HONG KONG (Reuters) - Hong Kong residents leaving the city to move to Britain could trigger capital outflows of HK$280 billion ($36 billion) this year from the Asian financial centre, a new report published by Bank of America (NYSE:BAC) (BofA) said.
Beijing's move to impose a national security law in June last year prompted Britain to offer refuge to almost 3 million Hong Kong residents eligible for the British National Overseas (BNO) passport from January 31.
From then, these residents will be eligible to stay in Britain for five years, at which point they can apply for settlement if requirements are met and ultimately citizenship.
A British Home Office study, published last year, estimated 153,300 people could arrive in Britain from Hong Kong in 2021 as the immigration changes came into effect.
BofA estimated if those leaving sold a Hong Kong apartment for HK$7.53 million ($971,224.41) – the average price in the city's Kowloon district – and withdrew their pension savings then the capital outflow in 2021 could reach HK$280.2 billion.

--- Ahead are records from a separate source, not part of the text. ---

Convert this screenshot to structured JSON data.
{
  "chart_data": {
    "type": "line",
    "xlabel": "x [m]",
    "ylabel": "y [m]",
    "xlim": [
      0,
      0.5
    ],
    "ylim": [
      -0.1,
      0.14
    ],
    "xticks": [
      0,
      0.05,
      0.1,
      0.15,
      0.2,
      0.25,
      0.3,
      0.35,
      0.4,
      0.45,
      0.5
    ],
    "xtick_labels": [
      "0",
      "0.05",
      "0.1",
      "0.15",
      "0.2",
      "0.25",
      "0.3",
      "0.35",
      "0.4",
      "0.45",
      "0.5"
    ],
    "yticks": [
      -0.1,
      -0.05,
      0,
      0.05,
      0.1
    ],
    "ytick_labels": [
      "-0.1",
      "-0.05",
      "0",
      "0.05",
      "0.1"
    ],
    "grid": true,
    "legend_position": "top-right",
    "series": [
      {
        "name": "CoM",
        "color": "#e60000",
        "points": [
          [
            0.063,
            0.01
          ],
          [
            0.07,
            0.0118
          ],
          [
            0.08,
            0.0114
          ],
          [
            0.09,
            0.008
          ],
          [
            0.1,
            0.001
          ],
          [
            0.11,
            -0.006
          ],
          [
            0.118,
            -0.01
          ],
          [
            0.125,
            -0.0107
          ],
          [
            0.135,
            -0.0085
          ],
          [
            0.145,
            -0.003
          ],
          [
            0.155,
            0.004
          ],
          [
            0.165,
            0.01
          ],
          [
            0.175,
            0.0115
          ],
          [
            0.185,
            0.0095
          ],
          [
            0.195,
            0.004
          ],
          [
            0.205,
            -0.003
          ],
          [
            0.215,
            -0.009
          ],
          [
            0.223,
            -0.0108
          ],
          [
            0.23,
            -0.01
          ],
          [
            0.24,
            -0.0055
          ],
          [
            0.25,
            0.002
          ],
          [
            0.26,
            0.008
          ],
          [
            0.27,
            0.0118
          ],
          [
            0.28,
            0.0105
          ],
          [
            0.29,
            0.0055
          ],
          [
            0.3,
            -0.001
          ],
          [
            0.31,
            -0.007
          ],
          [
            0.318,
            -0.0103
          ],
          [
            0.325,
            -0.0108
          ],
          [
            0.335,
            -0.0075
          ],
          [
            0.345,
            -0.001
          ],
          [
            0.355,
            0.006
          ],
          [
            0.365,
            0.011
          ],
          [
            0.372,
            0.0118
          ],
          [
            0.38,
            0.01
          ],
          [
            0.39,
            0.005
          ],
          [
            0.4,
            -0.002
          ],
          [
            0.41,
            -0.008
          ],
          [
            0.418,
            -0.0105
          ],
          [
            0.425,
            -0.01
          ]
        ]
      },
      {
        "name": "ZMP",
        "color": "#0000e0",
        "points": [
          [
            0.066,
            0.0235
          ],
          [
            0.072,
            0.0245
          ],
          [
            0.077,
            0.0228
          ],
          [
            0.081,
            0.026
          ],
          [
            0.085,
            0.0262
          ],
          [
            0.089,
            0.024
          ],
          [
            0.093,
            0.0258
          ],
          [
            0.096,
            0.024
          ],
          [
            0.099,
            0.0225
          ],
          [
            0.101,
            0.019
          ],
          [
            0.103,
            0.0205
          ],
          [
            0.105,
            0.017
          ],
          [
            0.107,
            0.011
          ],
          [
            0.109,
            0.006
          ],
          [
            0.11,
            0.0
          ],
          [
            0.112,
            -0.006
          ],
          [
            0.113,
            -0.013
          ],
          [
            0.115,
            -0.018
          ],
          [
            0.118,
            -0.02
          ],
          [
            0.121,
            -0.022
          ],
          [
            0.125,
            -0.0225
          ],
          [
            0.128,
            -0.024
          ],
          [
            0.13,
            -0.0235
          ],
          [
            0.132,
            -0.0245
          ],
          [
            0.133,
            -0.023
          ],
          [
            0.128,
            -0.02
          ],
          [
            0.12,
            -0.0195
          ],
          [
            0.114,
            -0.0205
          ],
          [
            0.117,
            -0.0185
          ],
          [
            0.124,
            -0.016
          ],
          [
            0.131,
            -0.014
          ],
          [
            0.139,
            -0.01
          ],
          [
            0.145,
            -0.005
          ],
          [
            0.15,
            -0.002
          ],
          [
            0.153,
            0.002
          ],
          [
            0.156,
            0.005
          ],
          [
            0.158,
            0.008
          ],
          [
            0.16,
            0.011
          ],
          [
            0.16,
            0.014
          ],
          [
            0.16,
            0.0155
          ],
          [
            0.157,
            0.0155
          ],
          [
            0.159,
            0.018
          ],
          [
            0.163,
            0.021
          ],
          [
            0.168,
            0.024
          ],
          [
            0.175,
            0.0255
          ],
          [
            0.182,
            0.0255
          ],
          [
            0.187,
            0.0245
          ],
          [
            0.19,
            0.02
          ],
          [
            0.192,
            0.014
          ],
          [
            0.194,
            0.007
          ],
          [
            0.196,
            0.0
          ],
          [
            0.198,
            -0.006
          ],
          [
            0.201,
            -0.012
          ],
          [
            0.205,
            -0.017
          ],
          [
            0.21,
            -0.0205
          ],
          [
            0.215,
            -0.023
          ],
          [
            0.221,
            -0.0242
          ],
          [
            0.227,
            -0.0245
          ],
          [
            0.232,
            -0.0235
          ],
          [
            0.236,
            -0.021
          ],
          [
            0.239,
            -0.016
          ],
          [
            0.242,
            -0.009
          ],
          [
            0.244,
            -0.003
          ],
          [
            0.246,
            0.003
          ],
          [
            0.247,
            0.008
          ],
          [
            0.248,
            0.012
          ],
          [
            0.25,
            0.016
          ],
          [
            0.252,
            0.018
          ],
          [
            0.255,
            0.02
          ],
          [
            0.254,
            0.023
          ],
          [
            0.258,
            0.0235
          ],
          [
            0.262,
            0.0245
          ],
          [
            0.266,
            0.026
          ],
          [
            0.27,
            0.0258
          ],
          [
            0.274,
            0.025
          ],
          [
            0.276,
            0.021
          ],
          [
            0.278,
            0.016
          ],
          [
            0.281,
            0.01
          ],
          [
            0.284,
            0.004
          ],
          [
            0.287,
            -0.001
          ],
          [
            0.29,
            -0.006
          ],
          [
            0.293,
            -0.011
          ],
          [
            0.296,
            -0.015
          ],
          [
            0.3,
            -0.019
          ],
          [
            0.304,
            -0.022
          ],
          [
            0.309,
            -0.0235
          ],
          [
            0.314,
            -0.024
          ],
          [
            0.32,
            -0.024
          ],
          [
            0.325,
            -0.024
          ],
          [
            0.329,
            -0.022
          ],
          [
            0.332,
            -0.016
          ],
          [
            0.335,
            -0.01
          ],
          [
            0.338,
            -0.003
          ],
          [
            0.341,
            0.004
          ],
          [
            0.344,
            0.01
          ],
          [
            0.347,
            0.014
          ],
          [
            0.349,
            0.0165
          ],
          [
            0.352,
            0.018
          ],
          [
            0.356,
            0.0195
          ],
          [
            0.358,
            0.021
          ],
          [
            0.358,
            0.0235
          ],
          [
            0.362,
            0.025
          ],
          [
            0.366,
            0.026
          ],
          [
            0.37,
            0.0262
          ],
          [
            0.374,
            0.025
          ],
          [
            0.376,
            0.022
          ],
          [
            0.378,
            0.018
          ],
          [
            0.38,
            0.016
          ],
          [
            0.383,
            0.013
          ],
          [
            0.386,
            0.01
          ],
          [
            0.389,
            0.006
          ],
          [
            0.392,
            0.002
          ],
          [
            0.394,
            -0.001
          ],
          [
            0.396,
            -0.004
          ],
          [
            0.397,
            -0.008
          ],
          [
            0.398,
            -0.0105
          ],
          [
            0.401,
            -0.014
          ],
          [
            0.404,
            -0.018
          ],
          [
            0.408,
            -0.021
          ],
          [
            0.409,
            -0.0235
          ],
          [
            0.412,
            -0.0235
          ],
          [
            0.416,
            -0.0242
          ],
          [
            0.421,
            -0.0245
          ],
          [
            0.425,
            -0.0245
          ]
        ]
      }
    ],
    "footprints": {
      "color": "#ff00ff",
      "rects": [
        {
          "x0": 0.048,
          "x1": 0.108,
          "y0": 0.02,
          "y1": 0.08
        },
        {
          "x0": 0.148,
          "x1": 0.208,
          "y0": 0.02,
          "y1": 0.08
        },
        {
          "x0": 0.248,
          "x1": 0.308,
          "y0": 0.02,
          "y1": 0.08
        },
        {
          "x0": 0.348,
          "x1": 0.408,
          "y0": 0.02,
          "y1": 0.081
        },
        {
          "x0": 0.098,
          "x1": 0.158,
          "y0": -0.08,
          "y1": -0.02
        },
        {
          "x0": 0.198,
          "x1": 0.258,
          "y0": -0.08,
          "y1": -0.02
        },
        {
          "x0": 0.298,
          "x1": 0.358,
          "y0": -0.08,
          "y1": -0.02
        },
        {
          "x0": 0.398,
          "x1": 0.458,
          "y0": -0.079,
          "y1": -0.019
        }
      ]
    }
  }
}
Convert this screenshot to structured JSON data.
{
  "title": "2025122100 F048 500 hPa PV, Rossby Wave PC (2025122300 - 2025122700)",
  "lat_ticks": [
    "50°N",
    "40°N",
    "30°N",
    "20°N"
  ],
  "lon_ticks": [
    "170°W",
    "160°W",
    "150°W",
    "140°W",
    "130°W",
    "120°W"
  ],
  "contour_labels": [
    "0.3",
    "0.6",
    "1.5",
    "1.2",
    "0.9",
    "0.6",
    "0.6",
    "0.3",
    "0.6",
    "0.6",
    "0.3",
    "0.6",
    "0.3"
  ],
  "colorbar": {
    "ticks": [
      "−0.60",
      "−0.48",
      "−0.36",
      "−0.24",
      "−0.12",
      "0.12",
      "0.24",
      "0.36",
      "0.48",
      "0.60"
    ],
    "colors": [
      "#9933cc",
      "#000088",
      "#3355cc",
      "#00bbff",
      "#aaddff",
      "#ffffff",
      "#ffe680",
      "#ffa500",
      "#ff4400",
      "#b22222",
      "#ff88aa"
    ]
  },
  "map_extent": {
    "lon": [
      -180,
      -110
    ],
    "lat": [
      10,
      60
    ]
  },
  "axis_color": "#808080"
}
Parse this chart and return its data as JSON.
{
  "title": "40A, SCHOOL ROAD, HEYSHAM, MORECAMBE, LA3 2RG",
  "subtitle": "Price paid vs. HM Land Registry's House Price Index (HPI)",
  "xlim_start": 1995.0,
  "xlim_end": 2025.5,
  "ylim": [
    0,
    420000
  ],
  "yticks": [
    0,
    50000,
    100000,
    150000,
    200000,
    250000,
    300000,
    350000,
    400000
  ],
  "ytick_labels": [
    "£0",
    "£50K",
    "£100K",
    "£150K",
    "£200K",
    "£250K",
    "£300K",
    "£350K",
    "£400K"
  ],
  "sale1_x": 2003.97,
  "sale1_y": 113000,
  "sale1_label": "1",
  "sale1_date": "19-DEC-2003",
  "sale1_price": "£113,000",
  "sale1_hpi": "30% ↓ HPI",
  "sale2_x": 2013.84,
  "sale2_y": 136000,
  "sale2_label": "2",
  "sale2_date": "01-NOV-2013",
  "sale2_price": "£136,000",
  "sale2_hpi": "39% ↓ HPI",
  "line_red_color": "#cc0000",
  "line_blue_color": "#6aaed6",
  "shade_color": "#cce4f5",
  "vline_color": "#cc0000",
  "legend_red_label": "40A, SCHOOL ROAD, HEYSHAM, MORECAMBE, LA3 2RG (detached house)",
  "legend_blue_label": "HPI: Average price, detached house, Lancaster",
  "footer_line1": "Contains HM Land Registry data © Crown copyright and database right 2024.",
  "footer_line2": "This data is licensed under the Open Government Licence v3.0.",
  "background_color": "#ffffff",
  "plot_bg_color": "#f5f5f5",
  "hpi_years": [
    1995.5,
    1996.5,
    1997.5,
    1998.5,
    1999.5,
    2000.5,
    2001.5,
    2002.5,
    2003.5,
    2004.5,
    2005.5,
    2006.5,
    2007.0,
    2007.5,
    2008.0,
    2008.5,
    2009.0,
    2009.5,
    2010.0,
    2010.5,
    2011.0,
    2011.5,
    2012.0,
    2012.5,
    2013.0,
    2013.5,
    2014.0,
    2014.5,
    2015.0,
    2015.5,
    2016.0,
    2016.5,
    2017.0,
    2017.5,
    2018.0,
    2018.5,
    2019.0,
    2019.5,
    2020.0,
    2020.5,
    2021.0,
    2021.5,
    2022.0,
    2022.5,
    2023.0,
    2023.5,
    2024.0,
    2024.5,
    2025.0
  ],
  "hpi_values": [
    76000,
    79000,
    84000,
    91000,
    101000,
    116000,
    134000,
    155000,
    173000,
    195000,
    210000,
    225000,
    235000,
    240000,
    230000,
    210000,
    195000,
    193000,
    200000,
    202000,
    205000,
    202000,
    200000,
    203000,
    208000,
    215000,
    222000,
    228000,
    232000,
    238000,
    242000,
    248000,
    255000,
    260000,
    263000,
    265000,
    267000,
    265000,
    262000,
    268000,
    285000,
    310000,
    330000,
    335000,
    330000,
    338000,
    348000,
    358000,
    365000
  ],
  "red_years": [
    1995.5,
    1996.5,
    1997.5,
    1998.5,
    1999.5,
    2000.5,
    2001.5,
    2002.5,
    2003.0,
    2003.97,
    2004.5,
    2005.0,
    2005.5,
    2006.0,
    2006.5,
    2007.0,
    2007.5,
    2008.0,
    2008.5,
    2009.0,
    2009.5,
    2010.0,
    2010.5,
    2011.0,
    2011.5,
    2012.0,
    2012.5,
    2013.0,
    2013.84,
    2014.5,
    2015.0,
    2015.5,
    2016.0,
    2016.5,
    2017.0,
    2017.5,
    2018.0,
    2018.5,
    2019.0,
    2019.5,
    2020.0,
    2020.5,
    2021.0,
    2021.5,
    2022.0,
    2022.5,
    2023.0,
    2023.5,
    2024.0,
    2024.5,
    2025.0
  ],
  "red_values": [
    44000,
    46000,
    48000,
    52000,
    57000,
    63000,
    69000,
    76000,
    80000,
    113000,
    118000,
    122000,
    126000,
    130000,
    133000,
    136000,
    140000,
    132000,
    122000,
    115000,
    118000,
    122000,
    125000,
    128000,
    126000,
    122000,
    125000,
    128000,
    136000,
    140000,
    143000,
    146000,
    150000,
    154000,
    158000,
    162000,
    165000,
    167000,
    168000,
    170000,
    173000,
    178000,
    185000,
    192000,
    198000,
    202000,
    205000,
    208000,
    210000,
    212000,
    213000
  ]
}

Emigration could be as high as 321,600 residents in the next five years starting in January last year, the British Home Office study estimated.
The number of emigrants is expected to fall over the next four years, the Home Office study said. As a result, BofA forecast that the impact on the Hong Kong dollar from the departing population would be reduced.
In total, over five years, BofA said the capital outflow from Hong Kong could reach HK$588 billion ($75.8 billion).
"Capital outflows tied to emigration could help push USDHKD away from 7.75, the bottom end of the band," BofA strategist Chun Him Cheung said in the research note.
He said the capital outflow should not hurt Hong Kong's short term interest rates as liquidity remains strong as a result of the low lending rates around the world.